I haven’t seen the movie in a very long time. He was always older than I was. They all were. This time around they were kids. And as an adult, I understand a bit more
about what was going on. Like why mom
moved to California, why Ali’s acceptance of the poor kid from Reseda was so
unlikely, and just how funny the dialogue actually was – sure, I caught a few
of the jokes, but it is really clever.
The family conversation focused on pacing. #3 complained that we were a half an hour
into the movie and nothing had happened yet.
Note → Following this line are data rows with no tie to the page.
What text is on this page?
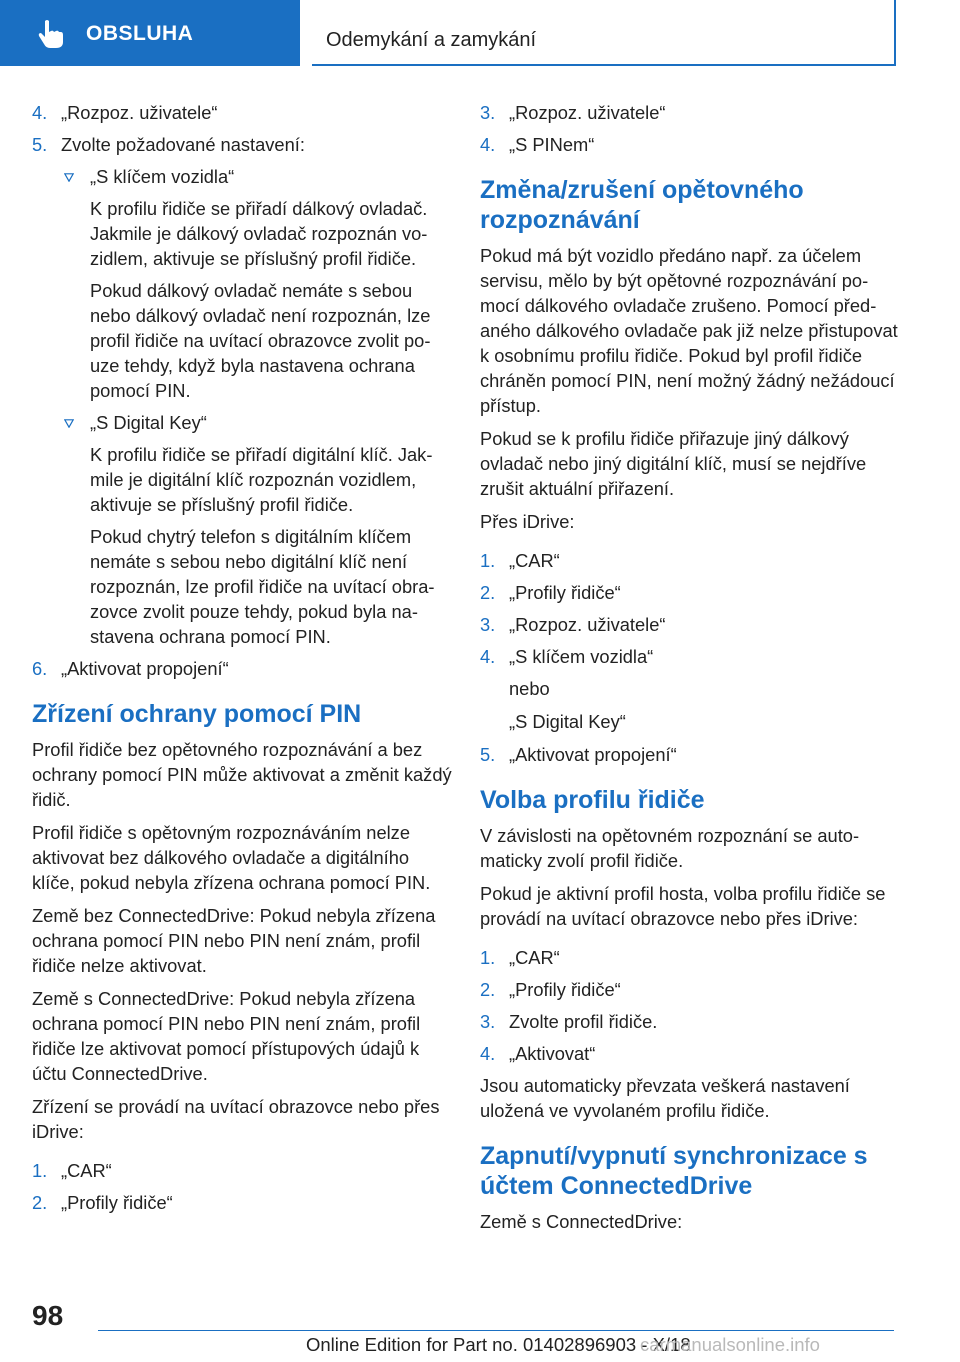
OBSLUHA	Odemykání a zamykání
4. „Rozpoz. uživatele“
5. Zvolte požadované nastavení:
„S klíčem vozidla“

K profilu řidiče se přiřadí dálkový ovladač. Jakmile je dálkový ovladač rozpoznán vozidlem, aktivuje se příslušný profil řidiče.

Pokud dálkový ovladač nemáte s sebou nebo dálkový ovladač není rozpoznán, lze profil řidiče na uvítací obrazovce zvolit pouze tehdy, když byla nastavena ochrana pomocí PIN.

„S Digital Key“

K profilu řidiče se přiřadí digitální klíč. Jakmile je digitální klíč rozpoznán vozidlem, aktivuje se příslušný profil řidiče.

Pokud chytrý telefon s digitálním klíčem nemáte s sebou nebo digitální klíč není rozpoznán, lze profil řidiče na uvítací obrazovce zvolit pouze tehdy, pokud byla nastavena ochrana pomocí PIN.

6. „Aktivovat propojení“
Zřízení ochrany pomocí PIN

Profil řidiče bez opětovného rozpoznávání a bez ochrany pomocí PIN může aktivovat a změnit každý řidič.

Profil řidiče s opětovným rozpoznáváním nelze aktivovat bez dálkového ovladače a digitálního klíče, pokud nebyla zřízena ochrana pomocí PIN.

Země bez ConnectedDrive: Pokud nebyla zřízena ochrana pomocí PIN nebo PIN není znám, profil řidiče nelze aktivovat.

Země s ConnectedDrive: Pokud nebyla zřízena ochrana pomocí PIN nebo PIN není znám, profil řidiče lze aktivovat pomocí přístupových údajů k účtu ConnectedDrive.

Zřízení se provádí na uvítací obrazovce nebo přes iDrive:

1. „CAR“
2. „Profily řidiče“
3. „Rozpoz. uživatele“
4. „S PINem“
Změna/zrušení opětovného rozpoznávání

Pokud má být vozidlo předáno např. za účelem servisu, mělo by být opětovné rozpoznávání pomocí dálkového ovladače zrušeno. Pomocí předaného dálkového ovladače pak již nelze přistupovat k osobnímu profilu řidiče. Pokud byl profil řidiče chráněn pomocí PIN, není možný žádný nežádoucí přístup.

Pokud se k profilu řidiče přiřazuje jiný dálkový ovladač nebo jiný digitální klíč, musí se nejdříve zrušit aktuální přiřazení.

Přes iDrive:

1. „CAR“
2. „Profily řidiče“
3. „Rozpoz. uživatele“
4. „S klíčem vozidla“

nebo

„S Digital Key“

5. „Aktivovat propojení“
Volba profilu řidiče

V závislosti na opětovném rozpoznání se automaticky zvolí profil řidiče.

Pokud je aktivní profil hosta, volba profilu řidiče se provádí na uvítací obrazovce nebo přes iDrive:

1. „CAR“
2. „Profily řidiče“
3. Zvolte profil řidiče.
4. „Aktivovat“

Jsou automaticky převzata veškerá nastavení uložená ve vyvolaném profilu řidiče.

Zapnutí/vypnutí synchronizace s účtem ConnectedDrive

Země s ConnectedDrive:

98
Online Edition for Part no. 01402896903 - X/18
carmanualsonline.info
My daughter was incredulous. “What
are you talking about? He’s moved across
the country, gotten beat up by a gang, found a girlfriend, and we just saw the
old guy kick butt.” #3 said, “O.K., but
he hasn’t done any training yet or anything.”
That’s a great point.
I don’t think you could sell the TKK script today because it takes so
long to get to the meat of the plot.
There’s this idea that you have to rush into the action because the
modern audience is savvier. Forget the
insult for a minute and focus on the result of that belief. A remake that has lots of fighting you don’t
care about. If Daniel got beat up once,
what are the stakes? Why does he have to
fight? If we don’t meat Ali’s parents
and her friends, why do we care that she dates Daniel?” There’s no pay off. And then what about Mr. Miyagi? He is destiny and patience and wisdom rolled
into one – if you rush him, you lose him.
And that would be a tradgedy. All weekend I heard Mr. Miyagi quoted and my
daughter is still chuckling about the scene in the boat when he falls off the
seat laughing because Daniel fell into the pond.
My boys wanted to know if it was really possible to catch a
fly with chopsticks. I told them it
was. So is writing a movie that speaks
to your children the same way it spoke to you.